The verbal hallucination and delusion proneness scores did not follow normal distribution; they were normalised by square root transformation before data analysis.

Material

Six lists of 24 concrete nouns, equivalent in the total number of syllables but differing in the word frequency of use (Corpus de Referencia del Español Actual), were constructed. Three lists included high-frequency words (e.g., book, dress) (average frequency per million: m = 123.5, m = 122.9, and m = 120.3, respectively) and 3 included low-frequency words (e.g., apron, whistle) (average frequency per million: m = 2.96 for each list). Two high-frequency and 2 low-frequency lists were used as targets and the remaining two lists (1 high- and 1 low-frequency) were used as distractors. Two of the target lists (1 high- and 1 low-frequency), referred to as ‘read’ lists, were to be read by the participant, and the other two (1 high- and 1 low-frequency), referred to as ‘heard’ lists, were to be read aloud by the experimenter. Each target list was assigned to the ‘read’ or ‘heard’ condition in a counterbalanced way. The order of the conditions (heard-read-heard-read or read-heard-read-heard) and type of list (high-high-low-low, or low-low–high-high) was counterbalanced as well.

Procedure

The scales and fMRI task were administered in one session of approximately 2 h. The participants received financial compensation.

Outside scanner

The four target lists (1 high-frequency/heard, 1 high-frequency/read, 1 low-frequency/heard, 1 low-frequency/read), each displayed on a sheet of paper, were presented and the participants were instructed to memorize the words. In the ‘read’ condition they were required to read the word list aloud once, while in the ‘heard’ condition the experimenter read the word list aloud once. In order to prevent a floor effect, we split the lists into two half-lists. After the reading or hearing of each half-list (12 words), the participants were required to write down as many words as they could remember.

Inside scanner

Read/heard discrimination task: The 96 target words were presented on the screen, one by one and in random order. The participants had to press one of two keys to indicate, after each word, whether it had been ‘read’ or ‘heard’ [The results of this task will not be reported on in this paper].

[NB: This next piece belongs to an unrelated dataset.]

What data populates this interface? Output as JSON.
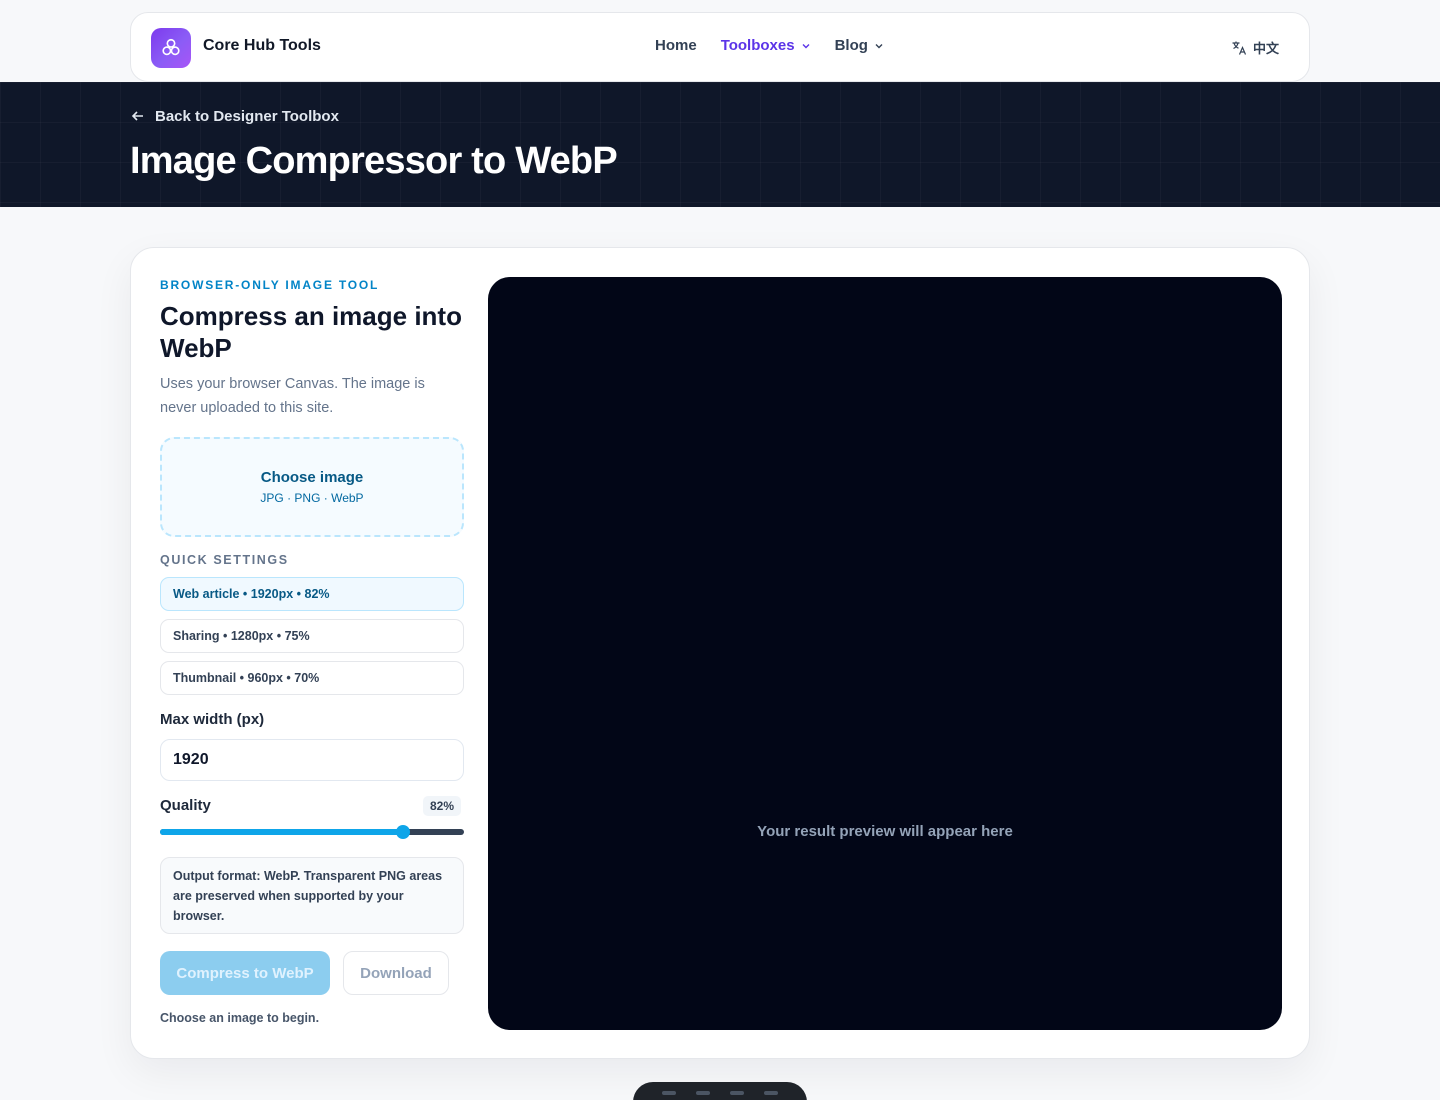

Old/new recognition task: Forty-eight target words (12 from each target list) and 48 distractors (24 high- and 24 low-frequency words) were presented in pseudo-random order, one by one for 3.5 s, separated by fixation crosses with random durations between 5.5 and 9 s extracted from an exponential distribution, with mean = 6.68 s. The participants had to press one of two keys to indicate, after each word, whether it had been previously presented in the target lists or was new.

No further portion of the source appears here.